Manipulation of dHb9-expressing Motor Neurons Results in Eclosion Defects. Marcus A. Toral, Soumya Banerjee, David Conway, Joyce Fernandes. Miami University, Oxford, OH.

As the fruit fly develops from a larva into a morphologically distinct adult, existing neural circuits must be remodeled during a period of metamorphosis to allow for the acquisition of new behaviors. Corresponding to this behavioral switch in motor control from the abdomen to the thorax, there is a dramatic reduction and expansion, respectively, to the abdominal and thoracic segments of the central nervous system.
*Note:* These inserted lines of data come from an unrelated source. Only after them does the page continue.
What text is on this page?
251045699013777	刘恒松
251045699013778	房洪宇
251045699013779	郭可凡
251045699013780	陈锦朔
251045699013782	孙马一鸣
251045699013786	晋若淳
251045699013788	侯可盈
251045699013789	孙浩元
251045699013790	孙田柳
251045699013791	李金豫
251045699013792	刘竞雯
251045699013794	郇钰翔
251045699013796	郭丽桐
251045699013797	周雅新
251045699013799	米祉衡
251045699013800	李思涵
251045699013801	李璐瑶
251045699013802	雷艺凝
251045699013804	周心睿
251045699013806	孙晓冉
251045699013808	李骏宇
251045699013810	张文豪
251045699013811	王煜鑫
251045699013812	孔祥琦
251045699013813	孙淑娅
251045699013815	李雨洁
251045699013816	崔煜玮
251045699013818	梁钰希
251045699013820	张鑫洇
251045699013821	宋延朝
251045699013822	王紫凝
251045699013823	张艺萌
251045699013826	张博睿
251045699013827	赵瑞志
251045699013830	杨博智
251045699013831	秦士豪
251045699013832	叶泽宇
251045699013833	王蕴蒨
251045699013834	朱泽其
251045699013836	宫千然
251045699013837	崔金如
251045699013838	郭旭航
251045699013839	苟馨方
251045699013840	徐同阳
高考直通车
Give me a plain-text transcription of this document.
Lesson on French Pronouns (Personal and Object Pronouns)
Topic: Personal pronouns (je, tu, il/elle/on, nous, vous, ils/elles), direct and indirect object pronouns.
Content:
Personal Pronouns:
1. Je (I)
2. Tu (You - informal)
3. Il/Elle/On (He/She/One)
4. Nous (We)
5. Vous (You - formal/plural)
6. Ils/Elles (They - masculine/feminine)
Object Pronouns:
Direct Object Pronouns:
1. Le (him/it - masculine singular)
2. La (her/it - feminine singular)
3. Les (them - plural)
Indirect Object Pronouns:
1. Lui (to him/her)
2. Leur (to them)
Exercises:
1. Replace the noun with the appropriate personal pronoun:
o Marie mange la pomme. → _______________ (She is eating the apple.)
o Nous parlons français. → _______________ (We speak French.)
In this context our lab has been investigating the involvement of dHb9 expressing motor neurons (MNs) in eclosion behavior. Work in our lab has revealed that the this subset of MNs includes two that innervate larval muscle fibers (MFs) 12 and 13, which are present in abdominal segments A1 and A2 and persist through metamorphosis to aid in eclosion (Kimura and Truman, 1990). To test the role of these dHb9 expressing MNs in eclosion, we have selectively manipulated them during metamorphosis. Through GAL4-UAS targeted activation of the cell death gene Reaper (rpr), Diphtheria Toxin (DT1), and Shibire (shiTS), we initiate apoptotic pathways and functional blockades in dHb9 cells, subsequently analyzing the effects at both the behavioral and cellular levels. We have determined thus far that the dHb9 subset plays a significant, but non-essential role in eclosion. In 100% of flies that failed to eclose, we observed no dHb9-positive innervation to MF13 in A2 (n=20). From this, we have determined that innervation of adult MF13 in A2 is the most important contribution of the dHb9 subset to proper eclosion. Additionally, preliminary data suggests that the early time period prior to the formation of the adult innervation pattern (0h-48h after pupation) is most critical to the formation of this neural circuit. Next, we will be employing the use of another functional blocking mechanism, Tetanus Toxin (TTX), more closely monitoring eclosion behavior defects with video recordings, and utilizing the extensive descriptions of dHb9 cellular identity gained from our previous work to link observed defects to the absence of individual dHb9 cells and their corresponding muscle targets.